There’s a lot that needs to happen. Some of this can be achieved and probably will be. But does it make the Kings any better than what they are now? It helps there was a clear separation between the playoff teams in the Western Conference and those who didn’t make it. Perhaps Utah will rise up or Seattle will bounce back, but the Kings can beat them and other middling outfits like Minnesota and St. Louis. And maybe a different playoff opponent will provide the matchup advantage they need to advance.

But what’s their ceiling? They’re still not at the level of Edmonton, Dallas or Colorado and while they won three of four games against reigning Pacific Division champion Vancouver last season, they can’t count on results like that year over year. Nashville and Winnipeg are probably more in their realm, but they’re in the Central Division. Vegas could be the closest direct competitor but it’s entirely conceivable both reach the postseason again unless one of the non-playoff teams closes the gap and disrupts the top eight.

It’s just the Kings are in danger of running in place; pretty good to win enough but never good enough to win anything big in this competitive window. And that’s the best case. The worst case is the goaltending doesn’t pan out, the Doughty-less defense gets exposed, the veteran leaders have an off year and Byfield doesn’t replicate or build on last season. Missing the playoffs can be a blessing in disguise except the Kings aren’t bad enough to get a great shot at a top-five draft pick.

The organization’s best young skating prospects are already with the club. The impending unrestricted free agents with trade value are Jeannot and defenseman Vladislav Gavrikov, but if the Kings are on the playoff bubble or securely in position, would they move either to collect future assets when they held onto Roy for last year’s push? The acquisition of more veterans to go with those already under contract beyond this season is further proof there’s no teardown coming. Not while they still have Kopitar and Doughty, who were adamant in their distaste for another rebuild.

This is where Blake has the Kings. When he introduced Hiller in May, Blake inferred his team needed to get out of the comfort zone it had created. His critique of their desire to win was a rare show of emotion and an admittance that his rollercoaster 99-point club wasn’t always on the same page. But it was a club of his making. He’s been at the job long enough to turn its personnel over outside of inheriting Kopitar and Doughty. Some moves to get them to this point have worked. Others to take them farther haven’t. Some were disastrous almost from the get-go.
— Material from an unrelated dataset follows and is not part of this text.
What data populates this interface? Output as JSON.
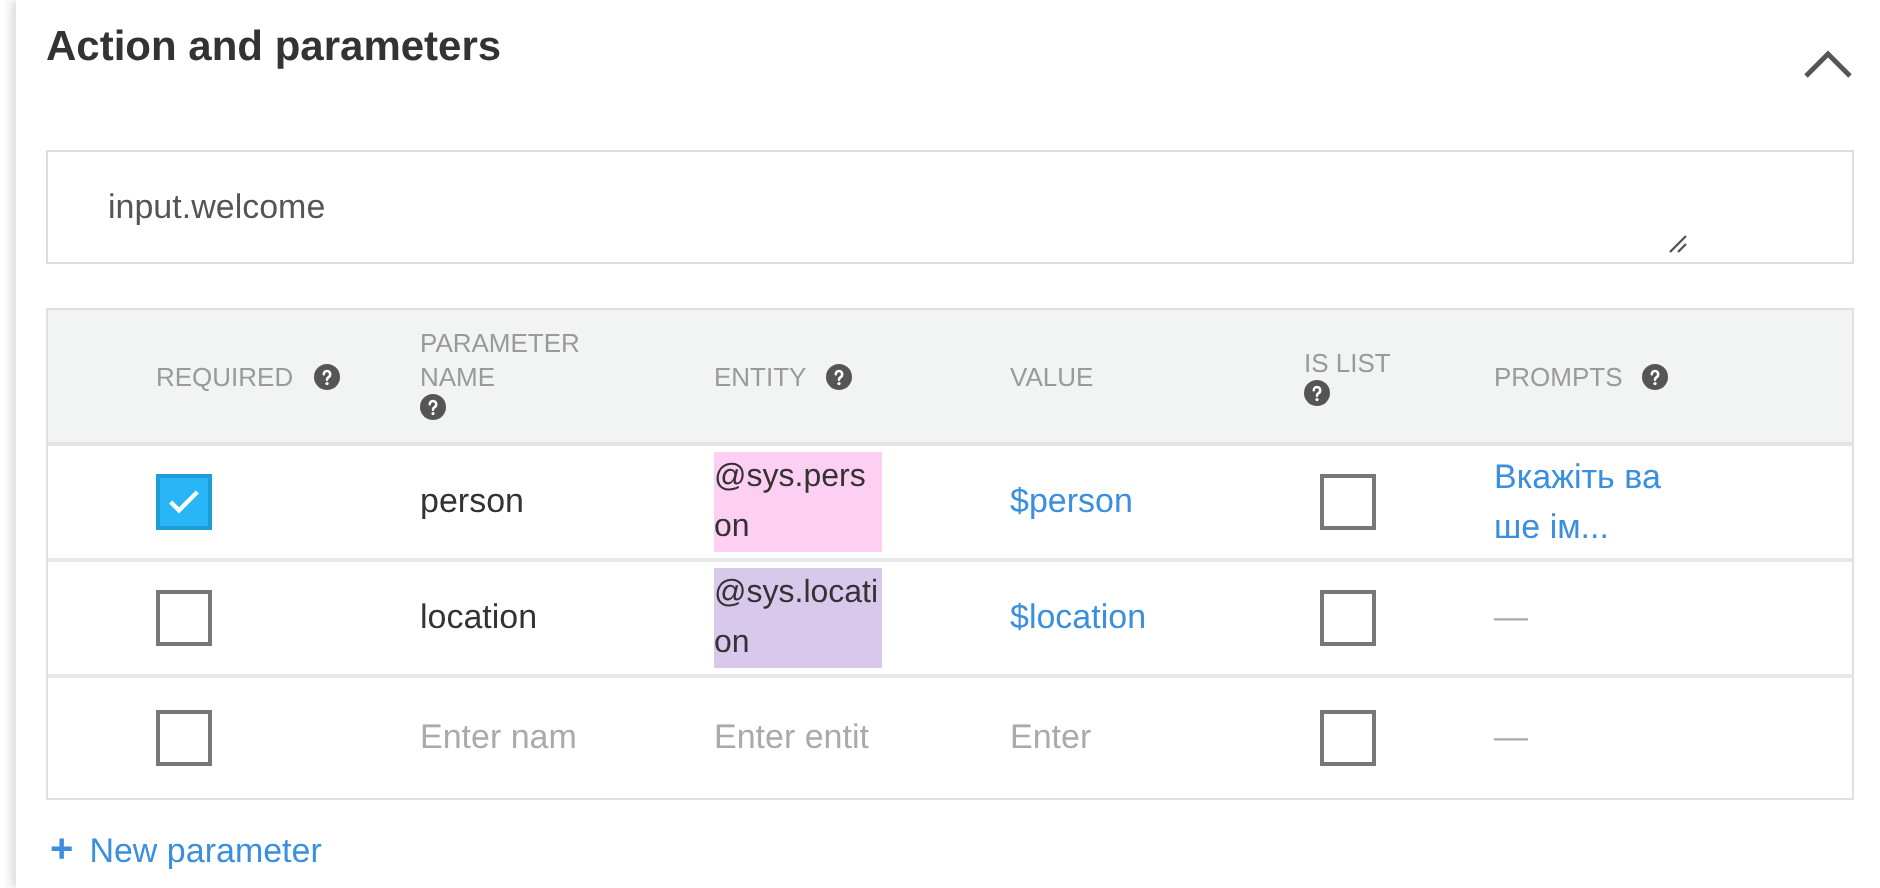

This latest bid by Blake to unlock playoff success is centered around more brawn. These players must come through for him, because this could be the last direction he takes the Kings.

“It’s obviously nice during the regular season to be able to stick up to any team,” Edmundson said. “But I think the biggest thing is once you get into playoffs, you find those bigger, stronger, more physical teams, they go deeper. That’s the ultimate goal here, to win a Stanley Cup. Playoffs is everything.

“That’s what you’ve found in the past I don’t know how many championship teams. They got a lot of size. They put their bodies on the line. It’s nice to have some units on the back end. Some big, powerful forwards. We’re built for playoffs.”

It’s a long, long way to Game 1. Starting Thursday, we’ll see if the Kings and their GM’s big bang theory will work.